1. Field of the Invention
The field of the present invention is that of optical filters disposed in optical waveguides.
2. Description of the Related Art
Optical filters, such as Bragg gratings written optically into optical waveguides, are finding increasingly important applications in optical systems, in which they are used for applications such as wavelength selection, gain equalization, and chromatic dispersion compensation, for example.
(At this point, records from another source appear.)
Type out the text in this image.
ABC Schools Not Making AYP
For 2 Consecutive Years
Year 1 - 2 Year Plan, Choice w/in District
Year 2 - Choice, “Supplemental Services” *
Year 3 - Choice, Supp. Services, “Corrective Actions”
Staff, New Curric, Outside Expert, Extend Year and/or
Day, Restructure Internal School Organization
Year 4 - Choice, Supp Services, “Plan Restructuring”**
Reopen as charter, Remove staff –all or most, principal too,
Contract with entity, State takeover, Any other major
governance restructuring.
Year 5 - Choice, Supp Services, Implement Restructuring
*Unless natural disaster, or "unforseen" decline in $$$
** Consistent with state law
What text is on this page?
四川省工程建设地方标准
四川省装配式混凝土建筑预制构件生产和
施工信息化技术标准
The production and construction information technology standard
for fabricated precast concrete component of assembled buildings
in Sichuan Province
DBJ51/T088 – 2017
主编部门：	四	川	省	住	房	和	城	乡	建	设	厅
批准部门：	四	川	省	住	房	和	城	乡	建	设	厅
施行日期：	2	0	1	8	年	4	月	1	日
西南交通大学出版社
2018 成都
A waveguide conventionally comprises an optical core, the function of which is to transmit and possibly to amplify an optical signal, surrounded by optical cladding, the function of which is to confine the optical signal within the core. To this end, the refractive index n1 of the core and the refractive index n2 of the cladding are such that n1>n2. Thus the core and the cladding form a waveguide. As is well known in the art, the propagation of an optical signal in a monomode waveguide is divided between a fundamental mode guided in the core and secondary modes guided over a certain distance in the core+optical cladding combination, the modes also being known as cladding modes. The cladding is itself surrounded by an external medium whose refractive index n3 is either greater than or less than n2. The core+cladding combination associated with the external medium also forms a waveguide. A waveguide may consist of an optical fiber or a planar guide.
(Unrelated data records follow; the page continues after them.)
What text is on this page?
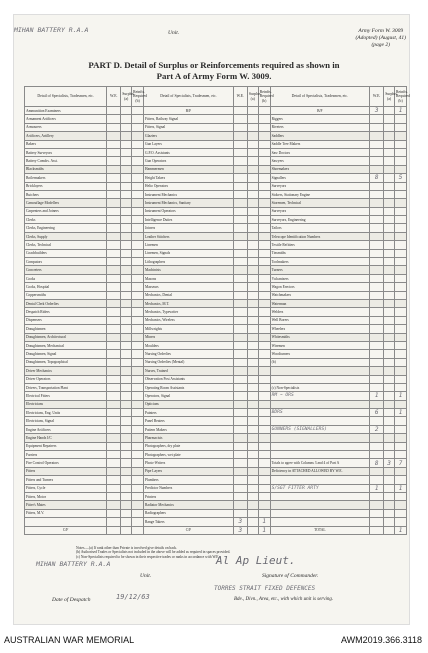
MIHAN BATTERY R.A.A	Unit.	Army Form W. 3009
(Adopted) (August, 41)
(page 2)
PART D. Detail of Surplus or Reinforcements required as shown in
Part A of Army Form W. 3009.
Detail of Specialists, Tradesmen, etc.	W.E.	Surplus (a)	Reinfts. Required (b)	Detail of Specialists, Tradesmen, etc.	W.E.	Surplus (a)	Reinfts. Required (b)	Detail of Specialists, Tradesmen, etc.	W.E.	Surplus (a)	Reinfts. Required (b)
Ammunition Examiners				B/F				B/F	3		1
Armament Artificers				Fitters, Railway Signal				Riggers			
Armourers				Fitters, Signal				Riveters			
Artificers, Artillery				Glaziers				Saddlers			
Bakers				Gun Layers				Saddle Tree Makers			
Battery Surveyors				G.P.O. Assistants				Saw Doctors			
Battery Comdrs. Asst.				Gun Operators				Sawyers			
Blacksmiths				Hammermen				Shoemakers			
Boilermakers				Height Takers				Signallers	8		5
Bricklayers				Helio Operators				Surveyors			
Butchers				Instrument Mechanics				Stokers, Stationary Engine			
Camouflage Modellers				Instrument Mechanics, Sanitary				Storemen, Technical			
Carpenters and Joiners				Instrument Operators				Surveyors			
Clerks				Intelligence Duties				Surveyors, Engineering			
Clerks, Engineering				Joiners				Tailors			
Clerks, Supply				Leather Stitchers				Telescope Identification Numbers			
Clerks, Technical				Linemen				Textile Refitters			
Coachbuilders				Linemen, Signals				Tinsmiths			
Computors				Lithographers				Toolmakers			
Concreters				Machinists				Turners			
Cooks				Masons				Vulcanizers			
Cooks, Hospital				Masseurs				Wagon Erectors			
Coppersmiths				Mechanics, Dental				Watchmakers			
Dental Clerk Orderlies				Mechanics, M.T.				Waterman			
Despatch Riders				Mechanics, Typewriter				Welders			
Dispensers				Mechanics, Wireless				Well Borers			
Draughtsmen				Millwrights				Wheelers			
Draughtsmen, Architectural				Miners				Whitesmiths			
Draughtsmen, Mechanical				Moulders				Wiremen			
Draughtsmen, Signal				Nursing Orderlies				Woodturners			
Draughtsmen, Topographical				Nursing Orderlies (Mental)				(b)			
Driver Mechanics				Nurses, Trained							
Driver Operators				Observation Post Assistants							
Drivers, Transportation Plant				Operating Room Assistants				(c) Non-Specialists			
Electrical Fitters				Operators, Signal				RM ~ ORS	1		1
Electricians				Opticians							
Electricians, Eng. Units				Painters				BDRS	6		1
Electricians, Signal				Panel Beaters							
Engine Artificers				Pattern Makers				GUNNERS (SIGNALLERS)	2		
Engine Hands I/C				Pharmacists							
Equipment Repairers				Photographers, dry plate							
Farriers				Photographers, wet plate							
Fire Control Operators				Photo-Writers				Totals to agree with Columns 3 and 4 of Part A	8	3	7
Fitters				Pipe Layers				Deficiency in ATTACHED ALLOWED BY W.E.			
Fitters and Turners				Plumbers							
Fitters, Cycle				Predictor Numbers				S/SGT FITTER ARTY	1		1
Fitters, Motor				Printers							
Fitter's Mates				Radiator Mechanics							
Fitters, M.V.				Radiographers							
				Range Takers	3		1				
C/F				C/F	3		1	TOTAL			1
Notes.—(a) If rank other than Private is involved give details on back.
(b) Authorised Trades or Specialists not included in the above will be added as required in spaces provided.
(c) Non-Specialists required to be shown in their respective trades or ranks in accordance with W.E.
MIHAN BATTERY R.A.A
Unit.
Al Ap Lieut.
Signature of Commander.
Date of Despatch	19/12/63
TORRES STRAIT FIXED DEFENCES
Bde., Divn., Area, etc., with which unit is serving.
AUSTRALIAN WAR MEMORIAL	AWM2019.366.3118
The core and/or the cladding of the guide may be doped, for example with germanium (Ge), to render it photosensitive for writing a Bragg grating. A Bragg grating conventionally comprises a periodic disturbance to the refractive index in the guide, which forms an index grating. This index disturbance is obtained by localized irradiation of the guide through a phase mask which determines the period Λ of the grating. The intensity and the modulation of the irradiation during writing define a Bragg grating characterized by the Bragg relation λB=2Λ·neff, where Λ is the period of the grating and neff is the effective index of the fundamental mode guided in the core of the optical fiber.
This relation characterizes a short-period Bragg grating. A short-period grating perpendicular to the axis of the fiber constitutes a reflective spectral filter centered on the Bragg wavelength λB, conventionally used in filtering applications or in multiplexing applications for adding or dropping a transmission wavelength. The Bragg gratings are associated with one or more components with a plurality of input-output channels, for example optical circulators or couplers.
Numerous forms of Bragg grating have been developed. Thus chirped gratings, in which the period Λ varies along the grating, are conventionally used in chromatic dispersion compensation applications.
Slanted Bragg gratings (SBG) and long-period gratings (LPG) are conventionally used in gain equalization applications. Such gratings are designed to enable coupling of the fundamental mode into the cladding modes, enabling filtering without reflection at the coupling wavelengths and eliminating the need for optical isolators.